- Associated Press - Sunday, October 2, 2016

BATON ROUGE, La. (AP) - Two blown deadlines on a report due to lawmakers about ways to revamp Louisiana tax policy might be an ominous sign for the upcoming legislative debate on a topic that reaches into everyone’s pocketbooks.

The task force created by lawmakers to make recommendations for a sweeping tax overhaul has had to get two extensions to complete its work. The new due date for the report and its recommendations is Nov. 1.

If the economists, tax experts and policy wonks have trouble reaching consensus on the best approach to Louisiana’s tax structure, that only reinforces the expectation that lawmakers will have a rough time when it’s their turn.

“There are some things that we do that are clearly not good tax policy. But we have built these things up over such a period of time, it is difficult to untangle them,” said task force member Barry Erwin, head of the nonpartisan Council for A Better Louisiana.

He added: “What we’re trying to do is get a pretty good roadmap of some things legislators can do to make our tax structure more stable, more predictable. But it’s a difficult task.”

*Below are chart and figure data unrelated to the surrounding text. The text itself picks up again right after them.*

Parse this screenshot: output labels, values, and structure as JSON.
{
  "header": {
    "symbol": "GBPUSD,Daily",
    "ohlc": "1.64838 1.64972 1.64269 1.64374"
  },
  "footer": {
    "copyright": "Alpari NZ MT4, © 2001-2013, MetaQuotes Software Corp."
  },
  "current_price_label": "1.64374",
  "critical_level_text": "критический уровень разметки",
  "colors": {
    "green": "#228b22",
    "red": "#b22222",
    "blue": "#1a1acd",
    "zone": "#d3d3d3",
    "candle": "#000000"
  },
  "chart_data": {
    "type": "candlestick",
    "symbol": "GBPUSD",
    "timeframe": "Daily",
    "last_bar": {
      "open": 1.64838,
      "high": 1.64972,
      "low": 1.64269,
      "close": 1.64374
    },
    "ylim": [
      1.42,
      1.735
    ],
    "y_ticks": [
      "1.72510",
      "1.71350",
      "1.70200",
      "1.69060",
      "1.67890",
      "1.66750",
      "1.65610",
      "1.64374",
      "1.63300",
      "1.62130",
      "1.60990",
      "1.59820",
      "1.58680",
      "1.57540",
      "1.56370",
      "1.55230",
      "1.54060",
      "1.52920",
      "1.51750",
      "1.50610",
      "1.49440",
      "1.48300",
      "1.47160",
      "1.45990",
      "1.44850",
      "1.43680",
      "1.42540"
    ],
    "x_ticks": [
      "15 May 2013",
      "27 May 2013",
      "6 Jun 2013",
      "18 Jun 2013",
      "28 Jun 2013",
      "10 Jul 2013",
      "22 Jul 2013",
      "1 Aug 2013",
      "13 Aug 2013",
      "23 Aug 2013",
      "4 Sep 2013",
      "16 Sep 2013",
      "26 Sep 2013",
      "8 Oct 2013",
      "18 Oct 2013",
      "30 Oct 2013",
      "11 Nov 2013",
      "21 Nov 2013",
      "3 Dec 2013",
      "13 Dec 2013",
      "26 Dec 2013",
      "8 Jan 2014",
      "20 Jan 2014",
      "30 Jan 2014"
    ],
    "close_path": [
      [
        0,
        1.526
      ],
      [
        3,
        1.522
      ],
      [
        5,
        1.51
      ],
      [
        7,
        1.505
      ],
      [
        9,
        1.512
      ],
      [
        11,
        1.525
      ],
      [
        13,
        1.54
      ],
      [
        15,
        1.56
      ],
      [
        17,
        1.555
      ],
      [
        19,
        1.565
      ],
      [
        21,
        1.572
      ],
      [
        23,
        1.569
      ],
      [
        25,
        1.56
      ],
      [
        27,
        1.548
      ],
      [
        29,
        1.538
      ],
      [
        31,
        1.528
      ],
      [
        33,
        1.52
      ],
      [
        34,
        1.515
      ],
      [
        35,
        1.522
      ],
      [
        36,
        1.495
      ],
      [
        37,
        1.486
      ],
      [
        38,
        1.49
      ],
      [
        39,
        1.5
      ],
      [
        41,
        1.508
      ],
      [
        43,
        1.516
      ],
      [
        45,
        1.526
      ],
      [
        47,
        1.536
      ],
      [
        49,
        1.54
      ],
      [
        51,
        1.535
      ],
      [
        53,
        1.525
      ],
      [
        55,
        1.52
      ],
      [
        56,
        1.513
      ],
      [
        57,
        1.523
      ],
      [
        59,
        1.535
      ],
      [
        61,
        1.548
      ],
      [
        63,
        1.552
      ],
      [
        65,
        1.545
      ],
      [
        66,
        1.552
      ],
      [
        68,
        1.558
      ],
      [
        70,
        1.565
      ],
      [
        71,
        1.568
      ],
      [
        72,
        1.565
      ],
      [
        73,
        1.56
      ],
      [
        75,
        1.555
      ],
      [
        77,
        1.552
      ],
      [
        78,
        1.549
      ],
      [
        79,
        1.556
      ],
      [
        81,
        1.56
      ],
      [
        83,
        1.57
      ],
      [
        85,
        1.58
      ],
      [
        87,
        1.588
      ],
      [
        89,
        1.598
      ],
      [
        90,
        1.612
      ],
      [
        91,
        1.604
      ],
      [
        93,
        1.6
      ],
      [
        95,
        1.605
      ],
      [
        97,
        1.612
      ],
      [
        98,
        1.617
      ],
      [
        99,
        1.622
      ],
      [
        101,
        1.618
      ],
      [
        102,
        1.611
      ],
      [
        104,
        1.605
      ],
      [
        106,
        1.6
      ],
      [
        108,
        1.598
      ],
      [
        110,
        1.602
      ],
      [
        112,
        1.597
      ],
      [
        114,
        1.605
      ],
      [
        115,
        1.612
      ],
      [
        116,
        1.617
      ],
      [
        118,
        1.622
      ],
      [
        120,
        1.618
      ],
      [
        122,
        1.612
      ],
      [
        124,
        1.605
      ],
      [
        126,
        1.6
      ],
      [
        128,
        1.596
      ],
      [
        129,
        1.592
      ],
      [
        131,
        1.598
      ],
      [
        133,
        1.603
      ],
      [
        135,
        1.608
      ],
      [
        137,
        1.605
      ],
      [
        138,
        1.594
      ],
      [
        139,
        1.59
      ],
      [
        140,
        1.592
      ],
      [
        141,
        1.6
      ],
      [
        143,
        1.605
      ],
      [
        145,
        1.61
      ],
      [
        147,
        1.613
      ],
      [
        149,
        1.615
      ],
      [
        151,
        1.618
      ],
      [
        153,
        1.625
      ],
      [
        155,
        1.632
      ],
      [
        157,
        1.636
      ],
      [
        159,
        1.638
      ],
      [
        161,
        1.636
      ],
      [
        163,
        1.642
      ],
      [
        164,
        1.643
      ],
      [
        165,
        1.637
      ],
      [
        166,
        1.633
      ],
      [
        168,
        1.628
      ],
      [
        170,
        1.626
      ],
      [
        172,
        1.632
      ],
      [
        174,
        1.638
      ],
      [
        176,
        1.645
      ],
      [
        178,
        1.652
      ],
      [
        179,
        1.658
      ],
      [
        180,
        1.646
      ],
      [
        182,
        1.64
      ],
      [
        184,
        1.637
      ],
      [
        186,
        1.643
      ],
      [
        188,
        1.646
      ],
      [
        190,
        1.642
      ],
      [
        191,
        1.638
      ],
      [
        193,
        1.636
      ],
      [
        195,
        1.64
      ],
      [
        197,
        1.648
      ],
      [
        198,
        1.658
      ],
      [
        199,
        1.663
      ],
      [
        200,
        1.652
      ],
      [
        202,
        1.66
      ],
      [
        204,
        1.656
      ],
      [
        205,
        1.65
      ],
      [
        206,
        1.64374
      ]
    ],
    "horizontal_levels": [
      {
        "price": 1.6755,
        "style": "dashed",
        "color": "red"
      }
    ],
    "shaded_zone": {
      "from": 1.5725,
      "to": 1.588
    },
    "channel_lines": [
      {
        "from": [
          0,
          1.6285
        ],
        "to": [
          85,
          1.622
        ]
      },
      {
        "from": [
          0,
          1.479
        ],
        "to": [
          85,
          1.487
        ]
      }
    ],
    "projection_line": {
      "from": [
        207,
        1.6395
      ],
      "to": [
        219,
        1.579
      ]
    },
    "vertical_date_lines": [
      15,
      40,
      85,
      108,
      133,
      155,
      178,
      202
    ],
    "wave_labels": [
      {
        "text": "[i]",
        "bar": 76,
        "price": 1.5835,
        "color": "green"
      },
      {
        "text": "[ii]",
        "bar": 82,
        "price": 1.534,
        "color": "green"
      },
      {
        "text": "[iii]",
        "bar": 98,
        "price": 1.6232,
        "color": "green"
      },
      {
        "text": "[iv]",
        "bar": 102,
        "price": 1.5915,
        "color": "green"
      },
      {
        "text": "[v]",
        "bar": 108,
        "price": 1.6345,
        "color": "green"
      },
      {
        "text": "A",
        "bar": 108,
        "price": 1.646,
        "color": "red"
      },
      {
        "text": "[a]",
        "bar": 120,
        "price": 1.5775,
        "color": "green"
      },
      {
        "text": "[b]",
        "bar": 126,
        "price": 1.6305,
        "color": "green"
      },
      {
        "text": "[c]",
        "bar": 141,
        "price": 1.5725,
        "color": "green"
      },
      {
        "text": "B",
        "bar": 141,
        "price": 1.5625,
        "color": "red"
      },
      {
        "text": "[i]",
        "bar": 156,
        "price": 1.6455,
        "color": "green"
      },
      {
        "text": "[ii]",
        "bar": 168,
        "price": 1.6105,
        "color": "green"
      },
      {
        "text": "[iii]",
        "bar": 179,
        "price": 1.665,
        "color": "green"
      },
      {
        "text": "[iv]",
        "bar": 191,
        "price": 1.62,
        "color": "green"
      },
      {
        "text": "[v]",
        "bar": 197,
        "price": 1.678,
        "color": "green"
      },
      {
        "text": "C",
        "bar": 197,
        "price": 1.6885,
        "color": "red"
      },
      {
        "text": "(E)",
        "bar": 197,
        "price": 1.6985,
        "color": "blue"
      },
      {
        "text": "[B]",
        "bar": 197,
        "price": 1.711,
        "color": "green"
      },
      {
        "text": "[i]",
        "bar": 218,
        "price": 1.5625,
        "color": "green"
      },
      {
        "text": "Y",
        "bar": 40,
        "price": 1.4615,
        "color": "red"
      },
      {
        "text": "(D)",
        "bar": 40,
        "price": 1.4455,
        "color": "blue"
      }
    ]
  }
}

With a new governor and new lawmakers inheriting a massive budget mess as they entered office in January, the House and Senate only agreed to short-term tax fixes to fill financial holes, saying they needed more time to make structural changes to dig Louisiana out of its recurring financial troubles.

Lawmakers, spurred by House leaders, set up the 13-member Task Force on Structural Changes in Budget and Tax Policy to chart a long-term path for redesigning Louisiana’s tax structure. That is expected to be the main issue lawmakers tackle in the 2017 legislative session.

In case they were inclined to delay long-term restructuring, lawmakers created for themselves a financial cliff reaching nearly $1.5 billion in 2018, when taxes passed earlier this year by lawmakers - mainly a 1 percent state sales tax increase - hit their expiration dates.

Task force members have been working since March, spending long hours each meeting delving into complex discussions of tax policy enacted over decades.

“We’re looking at the business side, the individual side, low-income, upper-income, distribution of how you do these things, how you keep a balance of sales tax with income tax. When you’re trying to put them all together and make them all balance out, it’s more complicated,” Erwin said.

Revenue Secretary Kimberly Robinson, one of the group’s co-chairs, said task force members wanted more time to gather data and negotiate recommendations. She said the group wants to fully vet ideas, considering the tax laws of other states, historical reasons for Louisiana’s tax policy and the changing face of business in the state.

“We’re not attempting to rush through this,” Robinson said.

Some recommendations have found consensus.

Robinson said the task force has agreed the state sales tax should drop from 5 cents on every dollar spent to 4 cents; the sales tax should be expanded to cover services, like cable television and residential repairs; and the state should get rid of the individual income tax deduction people get for the federal taxes they paid.

Disagreement lingers on whether and how the task force should suggest changes to property tax laws, including a lucrative tax exemption that manufacturing facilities get from paying local property taxes and a pricey tax credit the state gives to businesses to refund the local property taxes they paid on their inventory.

Also still up for discussion with the task force is the broader issue of how the state should rework its tangled tax and spending relationship with local government.

Part of the task force’s calculation involves considering what’s politically feasible. On paper, many tax policies may seem ripe for change, but experience suggests such change could be nearly impossible to get through the Louisiana Legislature.

“We’re trying to give them something that’s at least somewhat realistic or somewhat practical to do,” Erwin said.

Robinson said she’s confident the task force will complete its work before the November deadline. Then, the real debate begins among state lawmakers.